Propionic acidemia is an inborn error of metabolism resulting from a deficiency of propionyl-CoA carboxylase activity. The α- and β-subunits of the enzyme are encoded by the PCCA and PCCB genes, respectively. Using direct sequencing and restriction digests of amplified reverse transcripts and genomic DNA, we have identified two mutations of the PCCB gene in a propionic acidemia patient from the pccC complementation subgroup (the PCCB gene contains the major complementation group pccBC and subgroups pccB and pccC).
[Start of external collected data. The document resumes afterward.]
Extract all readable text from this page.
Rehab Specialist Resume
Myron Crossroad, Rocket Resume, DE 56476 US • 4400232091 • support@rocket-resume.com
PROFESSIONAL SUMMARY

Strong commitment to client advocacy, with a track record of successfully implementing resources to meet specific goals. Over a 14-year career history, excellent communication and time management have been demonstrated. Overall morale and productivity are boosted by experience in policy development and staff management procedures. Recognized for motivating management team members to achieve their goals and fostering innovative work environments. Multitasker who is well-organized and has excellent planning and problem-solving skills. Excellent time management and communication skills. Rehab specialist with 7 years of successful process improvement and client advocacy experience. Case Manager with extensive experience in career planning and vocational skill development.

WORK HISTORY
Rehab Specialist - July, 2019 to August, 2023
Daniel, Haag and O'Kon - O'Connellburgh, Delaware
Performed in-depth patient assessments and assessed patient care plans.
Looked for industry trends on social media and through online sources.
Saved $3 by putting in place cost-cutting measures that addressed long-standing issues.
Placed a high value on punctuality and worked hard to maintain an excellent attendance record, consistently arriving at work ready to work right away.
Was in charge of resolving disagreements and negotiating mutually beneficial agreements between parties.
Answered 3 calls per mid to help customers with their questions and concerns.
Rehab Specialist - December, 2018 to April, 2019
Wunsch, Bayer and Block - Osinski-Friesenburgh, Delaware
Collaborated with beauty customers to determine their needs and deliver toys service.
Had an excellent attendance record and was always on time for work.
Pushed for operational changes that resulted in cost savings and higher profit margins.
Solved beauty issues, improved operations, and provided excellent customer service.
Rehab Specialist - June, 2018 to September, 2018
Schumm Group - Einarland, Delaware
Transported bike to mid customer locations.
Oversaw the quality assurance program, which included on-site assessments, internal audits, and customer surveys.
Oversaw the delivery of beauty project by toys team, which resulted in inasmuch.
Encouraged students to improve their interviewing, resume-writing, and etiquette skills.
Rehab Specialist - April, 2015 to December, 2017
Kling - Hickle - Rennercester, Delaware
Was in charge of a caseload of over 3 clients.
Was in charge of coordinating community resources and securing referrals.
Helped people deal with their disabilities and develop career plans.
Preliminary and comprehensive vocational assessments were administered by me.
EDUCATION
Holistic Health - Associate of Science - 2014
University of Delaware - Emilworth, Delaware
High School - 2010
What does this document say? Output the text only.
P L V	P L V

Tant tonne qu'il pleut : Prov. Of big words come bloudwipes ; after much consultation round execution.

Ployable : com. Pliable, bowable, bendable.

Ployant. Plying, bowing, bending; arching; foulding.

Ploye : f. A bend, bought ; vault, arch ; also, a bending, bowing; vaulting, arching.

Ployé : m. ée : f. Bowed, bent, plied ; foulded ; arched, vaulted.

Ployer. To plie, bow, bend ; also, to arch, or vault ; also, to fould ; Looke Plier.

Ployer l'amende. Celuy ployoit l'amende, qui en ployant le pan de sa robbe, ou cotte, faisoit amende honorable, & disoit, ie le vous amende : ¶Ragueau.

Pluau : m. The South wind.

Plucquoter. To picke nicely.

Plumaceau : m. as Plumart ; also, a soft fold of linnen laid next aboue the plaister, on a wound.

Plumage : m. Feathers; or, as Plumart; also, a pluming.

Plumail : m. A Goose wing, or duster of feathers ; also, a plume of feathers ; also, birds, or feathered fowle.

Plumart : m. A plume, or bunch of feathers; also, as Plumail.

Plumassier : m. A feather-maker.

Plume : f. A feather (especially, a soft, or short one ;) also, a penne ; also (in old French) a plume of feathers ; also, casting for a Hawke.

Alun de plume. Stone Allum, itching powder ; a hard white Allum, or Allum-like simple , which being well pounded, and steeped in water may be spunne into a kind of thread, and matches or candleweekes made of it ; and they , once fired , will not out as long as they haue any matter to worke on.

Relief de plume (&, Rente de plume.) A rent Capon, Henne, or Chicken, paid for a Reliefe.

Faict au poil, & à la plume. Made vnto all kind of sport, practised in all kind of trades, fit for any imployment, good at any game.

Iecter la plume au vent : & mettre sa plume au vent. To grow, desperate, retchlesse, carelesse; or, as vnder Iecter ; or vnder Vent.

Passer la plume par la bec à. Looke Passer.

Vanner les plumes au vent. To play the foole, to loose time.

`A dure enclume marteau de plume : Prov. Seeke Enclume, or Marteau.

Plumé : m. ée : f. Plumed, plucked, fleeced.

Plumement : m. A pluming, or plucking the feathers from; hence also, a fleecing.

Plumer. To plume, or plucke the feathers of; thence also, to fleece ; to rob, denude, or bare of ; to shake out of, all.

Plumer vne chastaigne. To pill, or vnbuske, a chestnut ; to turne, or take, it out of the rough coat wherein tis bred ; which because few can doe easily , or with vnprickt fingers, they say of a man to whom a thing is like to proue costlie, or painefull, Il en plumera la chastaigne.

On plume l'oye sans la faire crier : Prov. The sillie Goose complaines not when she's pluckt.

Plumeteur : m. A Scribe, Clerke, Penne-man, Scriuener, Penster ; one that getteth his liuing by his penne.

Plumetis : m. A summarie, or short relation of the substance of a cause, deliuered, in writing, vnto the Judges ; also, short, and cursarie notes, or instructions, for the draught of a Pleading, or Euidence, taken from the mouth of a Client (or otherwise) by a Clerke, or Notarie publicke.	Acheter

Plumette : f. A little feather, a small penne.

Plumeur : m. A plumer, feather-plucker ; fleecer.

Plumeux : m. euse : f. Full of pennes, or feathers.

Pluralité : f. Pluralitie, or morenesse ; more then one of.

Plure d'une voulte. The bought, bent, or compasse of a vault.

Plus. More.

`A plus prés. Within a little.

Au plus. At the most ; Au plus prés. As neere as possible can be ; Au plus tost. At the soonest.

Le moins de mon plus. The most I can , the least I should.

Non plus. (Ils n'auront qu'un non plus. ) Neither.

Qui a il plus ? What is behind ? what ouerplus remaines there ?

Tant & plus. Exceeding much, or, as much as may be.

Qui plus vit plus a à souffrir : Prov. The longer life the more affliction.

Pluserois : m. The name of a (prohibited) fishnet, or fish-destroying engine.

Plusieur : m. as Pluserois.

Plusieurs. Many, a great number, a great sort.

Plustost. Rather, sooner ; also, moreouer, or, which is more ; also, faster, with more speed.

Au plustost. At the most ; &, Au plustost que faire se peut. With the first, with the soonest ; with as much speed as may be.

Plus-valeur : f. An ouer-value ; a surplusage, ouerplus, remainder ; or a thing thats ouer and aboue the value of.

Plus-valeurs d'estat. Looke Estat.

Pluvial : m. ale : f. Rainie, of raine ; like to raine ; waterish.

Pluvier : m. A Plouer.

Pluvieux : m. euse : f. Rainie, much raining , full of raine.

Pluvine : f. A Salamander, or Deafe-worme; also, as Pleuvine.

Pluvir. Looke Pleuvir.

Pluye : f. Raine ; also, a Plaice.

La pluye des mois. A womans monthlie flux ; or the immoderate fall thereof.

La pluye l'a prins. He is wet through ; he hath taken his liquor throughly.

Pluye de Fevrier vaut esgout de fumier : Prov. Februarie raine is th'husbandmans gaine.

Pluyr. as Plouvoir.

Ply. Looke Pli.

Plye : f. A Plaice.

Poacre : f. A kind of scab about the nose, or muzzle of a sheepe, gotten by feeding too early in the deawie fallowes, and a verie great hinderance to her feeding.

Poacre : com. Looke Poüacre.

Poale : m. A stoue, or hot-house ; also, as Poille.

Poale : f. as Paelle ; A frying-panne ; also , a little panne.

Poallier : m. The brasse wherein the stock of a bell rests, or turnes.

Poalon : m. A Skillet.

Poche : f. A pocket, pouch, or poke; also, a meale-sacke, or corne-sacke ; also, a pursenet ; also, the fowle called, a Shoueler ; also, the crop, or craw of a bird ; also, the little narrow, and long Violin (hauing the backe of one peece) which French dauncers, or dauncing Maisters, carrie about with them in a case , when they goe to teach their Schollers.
One of the proband alleles contains an inframe 3-bp deletion inherited from the father which results in the deletion of an isoleucine residue in the β-subunit of the enzyme. The other mutant allele, inherited from the mother, has a 14-bp deletion and an addition of 12 bp of new sequence at the same site as the father's allele. The inserted sequence is a partial duplication of a sequence just upstream of the mutation site. The net result of this mutation generates a frameshift and a downstream stop codon. Examination of fibroblast mRNA from the patient showed that it consists essentially of the father's sequence, making it effectively the only expressed allele for the β-protein. A survey of additional patient cell lines revealed the insertion/deletion rearrangement in three additional patients, two from the pccBC group and one unclassified. The 3-bp deletion allele was unique to the proband. The identification of two distinct alleles occurring at the same site in the PCCB gene underscores the importance of this site in enzyme function or integrity.